A variety of Facebook friends today posted their respect for Chuck Yeager, who died yesterday at age 97. Some had been in meetings with General Yeager when he was serving in various high management roles and talked about the pointed intelligent questions that he asked.

What about on days when a hero such as Yeager did not die? The same folks post approvingly of rules to forbid the assignment of high management roles to Americans such as Yeager who identify as straight white males. For example, “Nasdaq to Corporate America: Make your boards more diverse or get out” (CNN):

Nasdaq is proposing a rule that would require at least some measure of diversity on the boards of directors of companies listed on the exchange.

The rule, which needs the approval of the Securities and Exchange Commission to take effect, would require companies to have at least two diverse directors, including one woman and one member of an “underrepresented” minority group, including Black people, Latinos or members of the LGBTQ+ community. Smaller companies and foreign companies on the exchange could comply with two woman directors.

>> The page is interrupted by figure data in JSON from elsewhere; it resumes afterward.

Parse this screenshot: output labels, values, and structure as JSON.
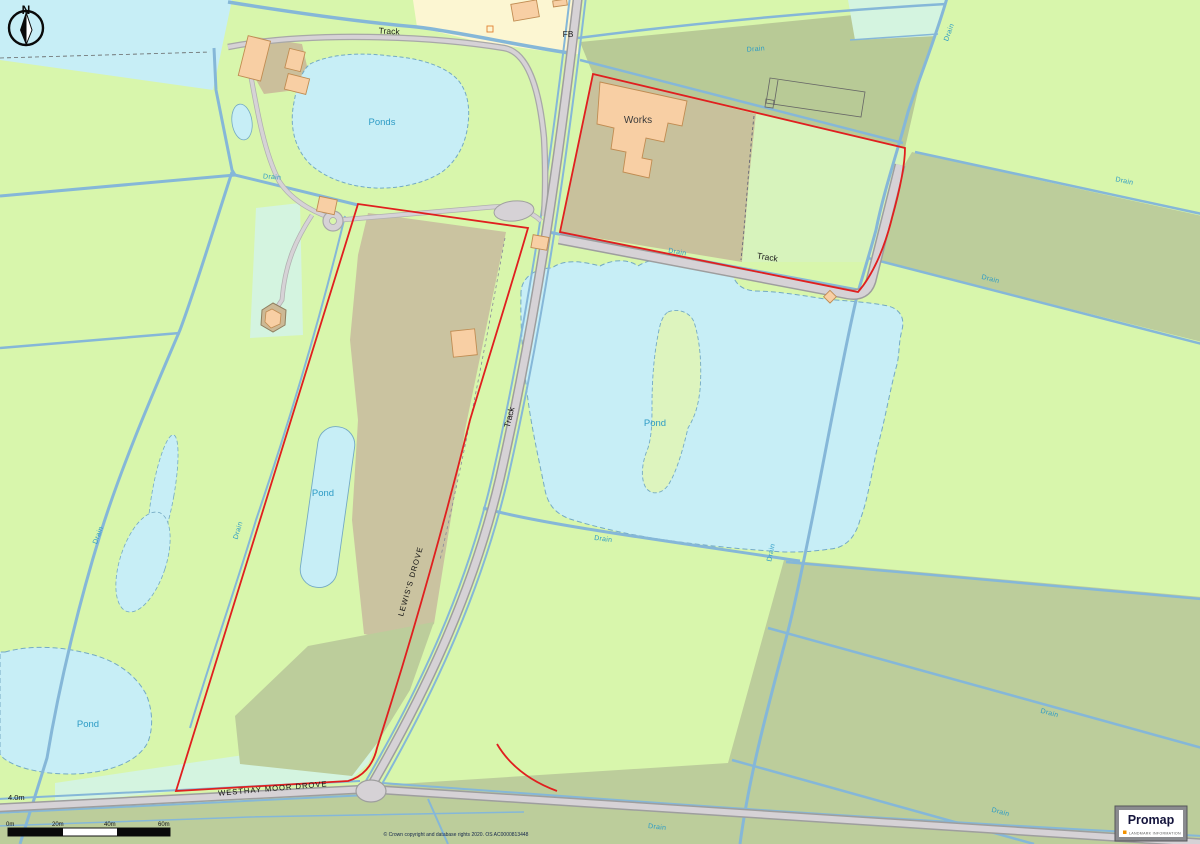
{
  "map": {
    "compass_letter": "N",
    "height_annotation": "4.0m",
    "scale_bar": {
      "labels": [
        "0m",
        "20m",
        "40m",
        "60m"
      ]
    },
    "copyright": "© Crown copyright and database rights 2020. OS AC0000813448",
    "logo": {
      "name": "Promap",
      "tagline": "LANDMARK INFORMATION"
    },
    "colors": {
      "field_green": "#d8f6ac",
      "field_olive": "#bccd9b",
      "field_mint": "#d4f4e0",
      "field_yellow": "#fcf6d2",
      "disturbed_tan": "#c8c19c",
      "water_cyan": "#c7eef6",
      "building_peach": "#f8cfa4",
      "road_gray": "#d6d2d6",
      "drain_blue": "#85b7d8",
      "boundary_red": "#e01f1f",
      "water_text": "#2d9bc5"
    },
    "labels": [
      {
        "text": "Ponds",
        "x": 382,
        "y": 125,
        "rot": 0,
        "cls": "water-lg"
      },
      {
        "text": "Pond",
        "x": 655,
        "y": 426,
        "rot": 0,
        "cls": "water-lg"
      },
      {
        "text": "Pond",
        "x": 323,
        "y": 496,
        "rot": 0,
        "cls": "water-lg"
      },
      {
        "text": "Pond",
        "x": 88,
        "y": 727,
        "rot": 0,
        "cls": "water-lg"
      },
      {
        "text": "Drain",
        "x": 272,
        "y": 179,
        "rot": 4,
        "cls": "water-sm"
      },
      {
        "text": "Drain",
        "x": 100,
        "y": 536,
        "rot": -69,
        "cls": "water-sm"
      },
      {
        "text": "Drain",
        "x": 240,
        "y": 531,
        "rot": -73,
        "cls": "water-sm"
      },
      {
        "text": "Drain",
        "x": 756,
        "y": 51,
        "rot": -5,
        "cls": "water-sm"
      },
      {
        "text": "Drain",
        "x": 951,
        "y": 33,
        "rot": -70,
        "cls": "water-sm"
      },
      {
        "text": "Drain",
        "x": 1124,
        "y": 183,
        "rot": 12,
        "cls": "water-sm"
      },
      {
        "text": "Drain",
        "x": 990,
        "y": 281,
        "rot": 14,
        "cls": "water-sm"
      },
      {
        "text": "Drain",
        "x": 677,
        "y": 254,
        "rot": 10,
        "cls": "water-sm"
      },
      {
        "text": "Drain",
        "x": 603,
        "y": 541,
        "rot": 7,
        "cls": "water-sm"
      },
      {
        "text": "Drain",
        "x": 773,
        "y": 553,
        "rot": -78,
        "cls": "water-sm"
      },
      {
        "text": "Drain",
        "x": 1049,
        "y": 715,
        "rot": 15,
        "cls": "water-sm"
      },
      {
        "text": "Drain",
        "x": 1000,
        "y": 814,
        "rot": 15,
        "cls": "water-sm"
      },
      {
        "text": "Drain",
        "x": 657,
        "y": 829,
        "rot": 6,
        "cls": "water-sm"
      },
      {
        "text": "Track",
        "x": 389,
        "y": 34,
        "rot": 3,
        "cls": "black"
      },
      {
        "text": "Track",
        "x": 767,
        "y": 260,
        "rot": 9,
        "cls": "black"
      },
      {
        "text": "Track",
        "x": 512,
        "y": 418,
        "rot": -76,
        "cls": "black"
      },
      {
        "text": "FB",
        "x": 568,
        "y": 37,
        "rot": 0,
        "cls": "black"
      },
      {
        "text": "Works",
        "x": 638,
        "y": 123,
        "rot": 0,
        "cls": "works"
      },
      {
        "text": "LEWIS'S DROVE",
        "x": 413,
        "y": 582,
        "rot": -74,
        "cls": "road"
      },
      {
        "text": "WESTHAY MOOR DROVE",
        "x": 273,
        "y": 791,
        "rot": -5,
        "cls": "road"
      }
    ]
  }
}
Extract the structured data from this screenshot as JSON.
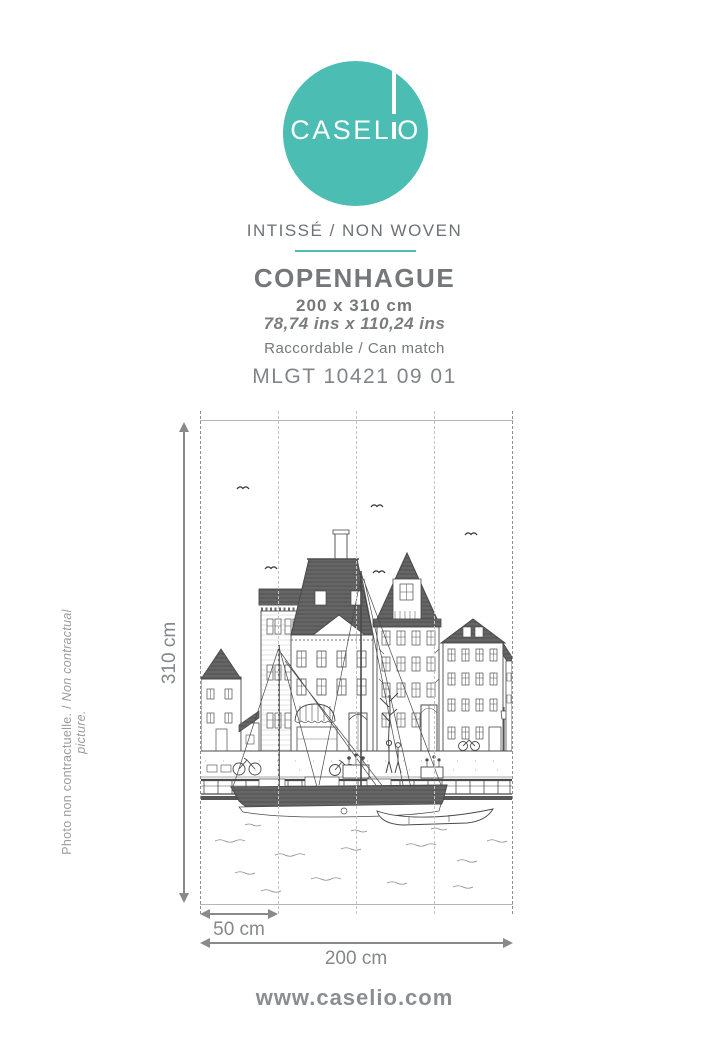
{
  "header": {
    "logo_left": "CASEL",
    "logo_right": "O",
    "material": "INTISSÉ / NON WOVEN",
    "product_name": "COPENHAGUE",
    "size_metric": "200 x 310 cm",
    "size_imperial": "78,74 ins x 110,24 ins",
    "match": "Raccordable / Can match",
    "reference": "MLGT 10421 09 01"
  },
  "diagram": {
    "height_label": "310 cm",
    "panel_label": "50 cm",
    "width_label": "200 cm",
    "panel_count": 4
  },
  "sidebar_note": {
    "fr": "Photo non contractuelle. /",
    "en": " Non contractual picture."
  },
  "footer": {
    "website": "www.caselio.com"
  },
  "colors": {
    "accent": "#4CBDB3",
    "text_gray": "#76797B",
    "dim_gray": "#8A8A8A"
  }
}
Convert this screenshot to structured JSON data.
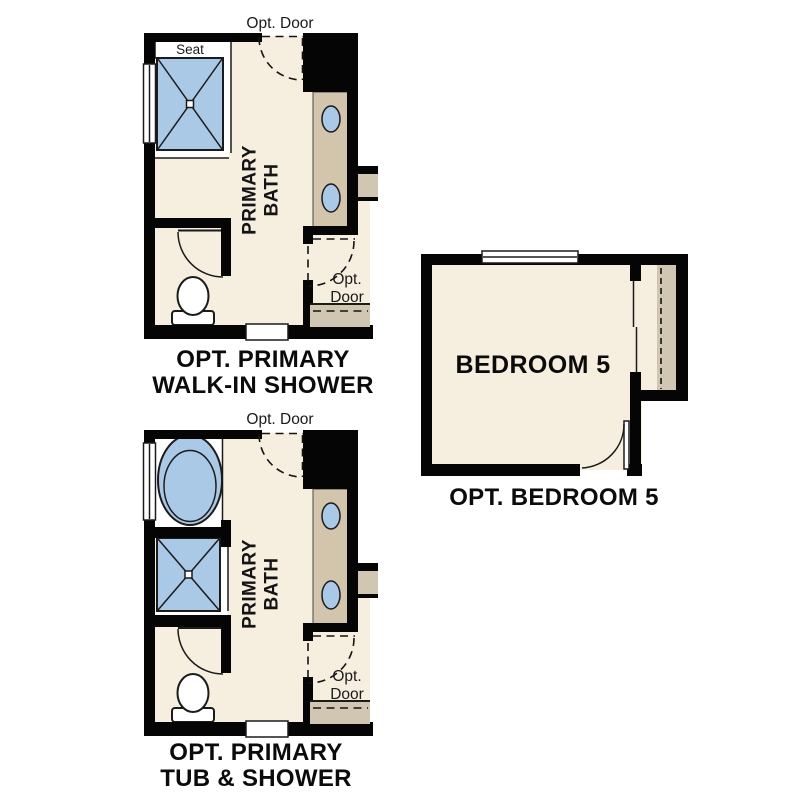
{
  "figure": {
    "type": "floor-plan-options",
    "background": "#ffffff"
  },
  "colors": {
    "wall": "#050505",
    "floor_cream": "#f6eedf",
    "fixture_blue": "#aac9e7",
    "counter_tan": "#d3c4ac",
    "closet_tan": "#d1c6b2",
    "fixture_white": "#ffffff"
  },
  "plans": {
    "walk_in_shower": {
      "caption": [
        "OPT. PRIMARY",
        "WALK-IN SHOWER"
      ],
      "room_label": [
        "PRIMARY",
        "BATH"
      ],
      "seat_label": "Seat",
      "opt_door_top_label": "Opt. Door",
      "opt_door_side_label": [
        "Opt.",
        "Door"
      ]
    },
    "tub_shower": {
      "caption": [
        "OPT. PRIMARY",
        "TUB & SHOWER"
      ],
      "room_label": [
        "PRIMARY",
        "BATH"
      ],
      "opt_door_top_label": "Opt. Door",
      "opt_door_side_label": [
        "Opt.",
        "Door"
      ]
    },
    "bedroom5": {
      "caption": "OPT. BEDROOM 5",
      "room_label": "BEDROOM 5"
    }
  }
}
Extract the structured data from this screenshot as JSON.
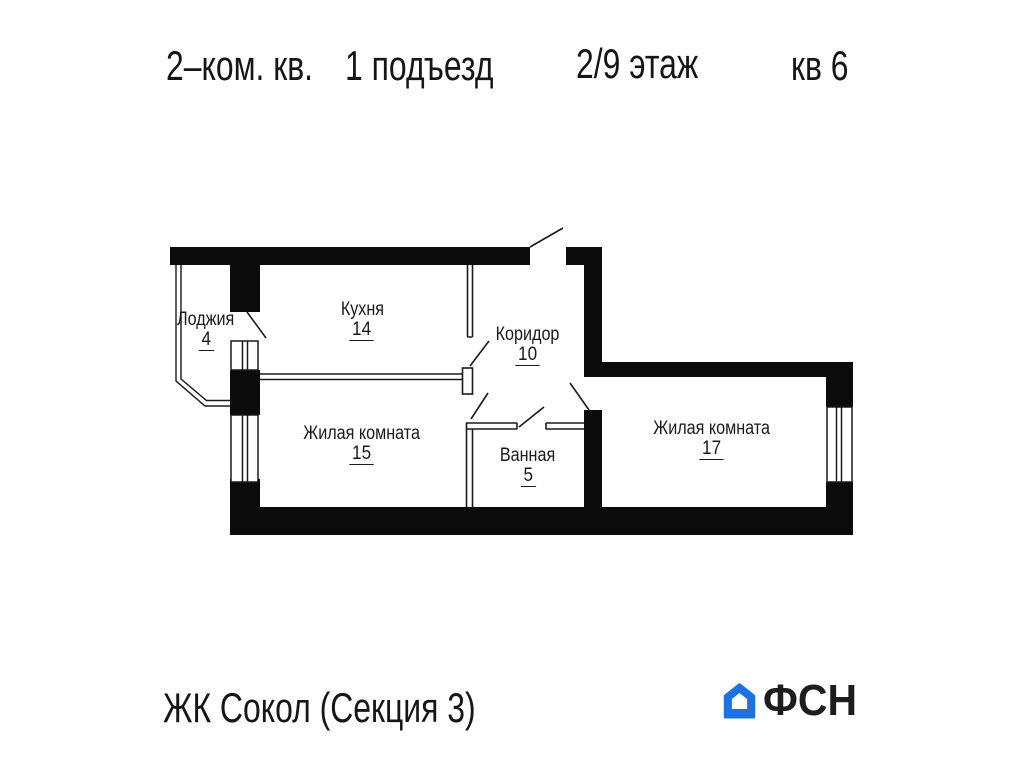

(separately, how do the money nerds at Nasdaq evaluate whether someone is a “member of the LGBTQ+ community”? Will it be like the gay evaluation scenes in the Kevin Kline movie In & Out, e.g., a quiz on the titles of Barbra Streisand‘s recorded oeuvre? Does a person meet the B victimhood designation within LGBTQIA+ if he/she/ze/they merely finds people in multiple gender ID categories attractive, but doesn’t act on this attraction by having sex with those people? Similarly, what constitutes “Black people” as far as a Wall Streeter is concerned? Will Nasdaq start looking at Quadroons and Hexadecaroons and decided how many of them are required to add up to the business wisdom of a single “Black” individual?)

(Also, what about Elliot Page? We are informed that a man who was born with XX chromosomes is no different than a man who was born with XY chromosomes. Mr. Page identifies as a man currently. Mr. Page may also identify as white. If are going to give maximum respect to transgenderism, shouldn’t Elliot Page therefore be excluded from boards due to being a white male?)

From the National Air and Space Museum, an X-15 points at Yeager’s old X-1:

(Both the downtown D.C. Museum and the Dulles Airport annex that celebrate Americans willing to risk their lives in the air are currently closed due to coronavirus fears.)